Portanto, a seu ver era necessário desenvolver os territórios ultramarinos e as suas populações para se garantir uma futura e madura emancipação das colónias africanas, à revelia da mentalidade da maioria dos colonialistas que acreditavam na indissolubilidade da ligação política entre Portugal e as suas terras além-mar.Esta perspectiva colonialista progressista evidencia-se quando nos diz:“(…) A principal obrigação da Metrópole em relação às colónias é preparar a sua emancipação. Uma colónia que não tende para a sua emancipação é uma terra escrava e seria absurdo que tendo-se abolido a escravidão dos indivíduos se mantivesse a escravidão dos povos. O termo natural da evolução de uma colónia, mais rápida ou mais demoradamente, conforme as suas circunstâncias é a sua emancipação. (…)”[7].   


[1] António Henrique de Oliveira Marques (coordenador), “Manuel de Brito Camacho”, in Parlamentares e Ministros da 1ª República, Edições Afrontamento – Assembleia da República, s.d., p. 139.

[2] António Reis, “Manuel de Brito Camacho”, in Dicionário Enciclopédico da História de Portugal, vol. I, Lisboa, Publicações Alfa, 1990, p. 93

[3] Maria Fernanda Rollo, "Os engenheiros e a Ordem I: os antecedentes", in Ingenium, revista Janeiro/Fevereiro de 2006, p. 106.

[4] Agradeço a pertinente sugestão do Professor Doutor Adriano Moreira de evidenciar, neste texto, o papel inovador que Brito Camacho teve como Ministro do Fomento. 
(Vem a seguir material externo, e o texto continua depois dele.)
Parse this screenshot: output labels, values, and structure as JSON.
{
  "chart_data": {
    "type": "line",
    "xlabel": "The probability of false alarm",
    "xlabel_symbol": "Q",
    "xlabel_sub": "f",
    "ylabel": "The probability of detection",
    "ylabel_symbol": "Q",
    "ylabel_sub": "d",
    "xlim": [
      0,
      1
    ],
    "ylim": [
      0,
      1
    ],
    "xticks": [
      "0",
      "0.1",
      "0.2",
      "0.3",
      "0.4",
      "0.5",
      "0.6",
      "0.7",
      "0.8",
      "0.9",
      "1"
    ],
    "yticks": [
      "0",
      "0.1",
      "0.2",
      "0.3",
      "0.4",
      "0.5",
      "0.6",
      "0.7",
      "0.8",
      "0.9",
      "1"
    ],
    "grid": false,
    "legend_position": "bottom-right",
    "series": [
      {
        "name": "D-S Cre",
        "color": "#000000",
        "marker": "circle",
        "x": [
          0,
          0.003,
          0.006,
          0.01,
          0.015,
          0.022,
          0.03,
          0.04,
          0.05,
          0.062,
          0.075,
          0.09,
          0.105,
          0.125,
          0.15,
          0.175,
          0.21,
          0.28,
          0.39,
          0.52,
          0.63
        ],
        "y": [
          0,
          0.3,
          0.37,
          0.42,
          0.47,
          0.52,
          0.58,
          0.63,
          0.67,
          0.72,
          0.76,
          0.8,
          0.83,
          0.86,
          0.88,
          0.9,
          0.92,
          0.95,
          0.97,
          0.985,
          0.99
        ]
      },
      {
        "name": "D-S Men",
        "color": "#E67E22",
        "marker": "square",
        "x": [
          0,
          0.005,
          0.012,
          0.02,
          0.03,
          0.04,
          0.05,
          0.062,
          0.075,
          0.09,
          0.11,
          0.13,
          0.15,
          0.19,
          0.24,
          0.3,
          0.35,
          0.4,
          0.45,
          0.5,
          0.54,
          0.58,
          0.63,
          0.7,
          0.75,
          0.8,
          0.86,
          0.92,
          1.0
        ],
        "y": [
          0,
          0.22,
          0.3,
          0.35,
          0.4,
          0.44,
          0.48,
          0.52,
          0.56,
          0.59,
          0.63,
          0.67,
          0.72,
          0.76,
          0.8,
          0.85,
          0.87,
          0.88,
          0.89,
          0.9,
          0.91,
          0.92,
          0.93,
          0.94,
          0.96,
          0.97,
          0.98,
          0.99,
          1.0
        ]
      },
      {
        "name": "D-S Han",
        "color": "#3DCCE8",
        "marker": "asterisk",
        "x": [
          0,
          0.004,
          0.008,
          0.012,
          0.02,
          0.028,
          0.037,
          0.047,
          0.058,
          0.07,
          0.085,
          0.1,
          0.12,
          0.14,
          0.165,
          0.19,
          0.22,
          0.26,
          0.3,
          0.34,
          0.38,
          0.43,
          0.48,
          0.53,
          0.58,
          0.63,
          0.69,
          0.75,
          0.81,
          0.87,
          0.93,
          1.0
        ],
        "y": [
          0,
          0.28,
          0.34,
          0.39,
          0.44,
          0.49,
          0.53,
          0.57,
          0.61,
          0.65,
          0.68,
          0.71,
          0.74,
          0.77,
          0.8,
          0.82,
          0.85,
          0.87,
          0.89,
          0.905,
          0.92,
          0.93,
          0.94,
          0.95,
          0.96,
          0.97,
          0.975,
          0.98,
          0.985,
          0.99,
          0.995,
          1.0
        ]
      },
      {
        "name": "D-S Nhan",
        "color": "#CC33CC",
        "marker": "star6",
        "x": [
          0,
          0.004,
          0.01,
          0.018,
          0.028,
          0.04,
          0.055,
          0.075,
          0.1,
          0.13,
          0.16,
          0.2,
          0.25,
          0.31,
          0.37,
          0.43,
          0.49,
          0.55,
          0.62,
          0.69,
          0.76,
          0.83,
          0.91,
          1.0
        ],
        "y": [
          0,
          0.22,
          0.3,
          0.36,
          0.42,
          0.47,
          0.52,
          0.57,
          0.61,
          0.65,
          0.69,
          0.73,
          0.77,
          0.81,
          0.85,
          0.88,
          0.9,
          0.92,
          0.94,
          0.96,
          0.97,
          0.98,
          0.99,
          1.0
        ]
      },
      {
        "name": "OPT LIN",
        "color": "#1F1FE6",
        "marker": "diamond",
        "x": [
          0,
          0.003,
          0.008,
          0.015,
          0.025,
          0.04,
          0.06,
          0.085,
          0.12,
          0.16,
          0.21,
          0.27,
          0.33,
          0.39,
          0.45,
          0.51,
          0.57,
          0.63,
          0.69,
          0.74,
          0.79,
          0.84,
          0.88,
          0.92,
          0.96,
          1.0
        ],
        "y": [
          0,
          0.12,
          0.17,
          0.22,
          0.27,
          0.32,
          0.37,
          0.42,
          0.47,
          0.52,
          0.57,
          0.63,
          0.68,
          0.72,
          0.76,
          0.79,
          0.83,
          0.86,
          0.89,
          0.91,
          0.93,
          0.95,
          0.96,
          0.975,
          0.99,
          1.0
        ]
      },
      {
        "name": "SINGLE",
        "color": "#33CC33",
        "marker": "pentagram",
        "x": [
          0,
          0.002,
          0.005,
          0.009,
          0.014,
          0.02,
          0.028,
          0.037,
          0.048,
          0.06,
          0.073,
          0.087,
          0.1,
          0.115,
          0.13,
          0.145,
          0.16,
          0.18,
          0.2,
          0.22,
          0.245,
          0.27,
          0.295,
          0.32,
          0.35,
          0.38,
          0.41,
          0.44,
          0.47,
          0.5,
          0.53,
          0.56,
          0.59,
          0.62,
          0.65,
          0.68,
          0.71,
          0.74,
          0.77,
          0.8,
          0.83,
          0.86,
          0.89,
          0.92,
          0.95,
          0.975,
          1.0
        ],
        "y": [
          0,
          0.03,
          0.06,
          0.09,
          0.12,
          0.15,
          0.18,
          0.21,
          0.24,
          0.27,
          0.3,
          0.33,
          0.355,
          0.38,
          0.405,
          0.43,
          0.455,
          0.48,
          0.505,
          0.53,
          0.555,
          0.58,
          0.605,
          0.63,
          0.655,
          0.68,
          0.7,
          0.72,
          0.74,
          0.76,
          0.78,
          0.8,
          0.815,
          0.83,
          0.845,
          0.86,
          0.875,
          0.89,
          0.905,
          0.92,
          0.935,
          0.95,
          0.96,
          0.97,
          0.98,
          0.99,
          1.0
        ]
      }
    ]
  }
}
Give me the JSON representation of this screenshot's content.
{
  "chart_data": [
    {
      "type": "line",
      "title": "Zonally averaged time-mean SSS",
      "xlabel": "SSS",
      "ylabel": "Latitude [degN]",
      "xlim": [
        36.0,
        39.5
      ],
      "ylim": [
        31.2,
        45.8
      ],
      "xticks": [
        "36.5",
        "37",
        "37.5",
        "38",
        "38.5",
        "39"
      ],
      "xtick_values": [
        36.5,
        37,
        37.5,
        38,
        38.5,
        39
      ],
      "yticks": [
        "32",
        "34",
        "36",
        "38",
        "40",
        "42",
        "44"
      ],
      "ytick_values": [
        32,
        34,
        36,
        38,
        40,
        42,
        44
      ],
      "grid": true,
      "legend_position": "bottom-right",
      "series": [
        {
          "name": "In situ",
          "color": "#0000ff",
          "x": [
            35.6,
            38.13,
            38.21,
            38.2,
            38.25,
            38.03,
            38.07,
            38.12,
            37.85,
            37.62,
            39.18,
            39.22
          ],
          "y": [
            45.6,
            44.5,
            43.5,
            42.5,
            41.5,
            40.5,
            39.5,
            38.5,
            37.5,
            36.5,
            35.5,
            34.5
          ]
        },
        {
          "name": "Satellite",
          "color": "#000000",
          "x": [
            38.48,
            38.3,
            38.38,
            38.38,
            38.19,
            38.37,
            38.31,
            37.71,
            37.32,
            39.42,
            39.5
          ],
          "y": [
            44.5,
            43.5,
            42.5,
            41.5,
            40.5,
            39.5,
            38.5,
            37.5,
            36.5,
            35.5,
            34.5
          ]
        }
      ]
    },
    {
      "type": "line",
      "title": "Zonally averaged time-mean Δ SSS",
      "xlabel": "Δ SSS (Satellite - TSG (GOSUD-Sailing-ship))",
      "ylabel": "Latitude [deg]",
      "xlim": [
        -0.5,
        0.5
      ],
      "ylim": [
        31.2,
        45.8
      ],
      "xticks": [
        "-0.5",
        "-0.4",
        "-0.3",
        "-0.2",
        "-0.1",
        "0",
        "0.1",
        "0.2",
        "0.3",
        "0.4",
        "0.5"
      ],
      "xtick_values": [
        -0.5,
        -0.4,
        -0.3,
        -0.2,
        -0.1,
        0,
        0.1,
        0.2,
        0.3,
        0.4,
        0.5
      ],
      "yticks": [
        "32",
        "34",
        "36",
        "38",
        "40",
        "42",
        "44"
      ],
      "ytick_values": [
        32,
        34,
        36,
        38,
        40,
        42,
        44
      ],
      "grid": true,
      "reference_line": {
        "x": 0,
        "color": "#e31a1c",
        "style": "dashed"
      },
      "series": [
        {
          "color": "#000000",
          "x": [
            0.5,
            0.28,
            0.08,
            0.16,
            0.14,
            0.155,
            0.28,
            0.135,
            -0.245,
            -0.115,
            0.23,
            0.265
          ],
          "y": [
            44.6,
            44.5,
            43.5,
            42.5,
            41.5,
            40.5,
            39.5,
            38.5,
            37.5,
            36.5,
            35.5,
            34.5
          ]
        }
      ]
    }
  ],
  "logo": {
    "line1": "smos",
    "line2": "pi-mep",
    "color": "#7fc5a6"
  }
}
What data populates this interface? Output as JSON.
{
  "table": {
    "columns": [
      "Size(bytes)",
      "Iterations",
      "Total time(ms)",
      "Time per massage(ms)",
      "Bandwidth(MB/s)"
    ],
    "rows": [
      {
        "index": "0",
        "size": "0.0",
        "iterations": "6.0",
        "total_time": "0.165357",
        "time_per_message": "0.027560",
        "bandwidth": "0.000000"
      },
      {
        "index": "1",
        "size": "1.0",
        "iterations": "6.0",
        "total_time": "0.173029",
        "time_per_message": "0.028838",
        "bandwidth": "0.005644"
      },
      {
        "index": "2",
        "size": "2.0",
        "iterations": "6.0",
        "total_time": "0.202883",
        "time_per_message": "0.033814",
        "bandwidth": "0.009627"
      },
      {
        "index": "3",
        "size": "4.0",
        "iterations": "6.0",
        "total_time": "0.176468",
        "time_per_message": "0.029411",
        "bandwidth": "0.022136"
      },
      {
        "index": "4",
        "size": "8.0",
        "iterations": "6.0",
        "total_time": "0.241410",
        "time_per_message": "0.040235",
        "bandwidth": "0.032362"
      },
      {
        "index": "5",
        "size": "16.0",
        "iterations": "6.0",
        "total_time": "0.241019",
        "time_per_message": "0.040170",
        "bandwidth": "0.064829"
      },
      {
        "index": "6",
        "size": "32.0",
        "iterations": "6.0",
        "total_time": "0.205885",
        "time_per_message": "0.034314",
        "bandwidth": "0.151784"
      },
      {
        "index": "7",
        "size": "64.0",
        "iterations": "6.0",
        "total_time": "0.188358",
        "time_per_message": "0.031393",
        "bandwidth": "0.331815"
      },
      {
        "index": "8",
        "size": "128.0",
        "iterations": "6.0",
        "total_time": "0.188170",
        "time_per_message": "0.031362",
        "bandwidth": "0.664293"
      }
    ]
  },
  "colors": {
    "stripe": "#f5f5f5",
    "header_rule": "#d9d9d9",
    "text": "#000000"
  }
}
[5]Estas descobertas historiográficas, e outras ainda inéditas, surgiram no âmbito de um projecto de investigação que desenvolvi sob a criteriosa orientação do Professor Doutor José Medeiros Ferreira.

[6] João Fernandes, Brito Camacho – Algumas reflexões acerca da sua obra colonial, Lisboa, Edição Seara Nova, 1944, pp 47-49.

[7] Manuel de Brito Camacho, Política colonial, Lisboa, Editorial Cosmos, 1936, p. 11.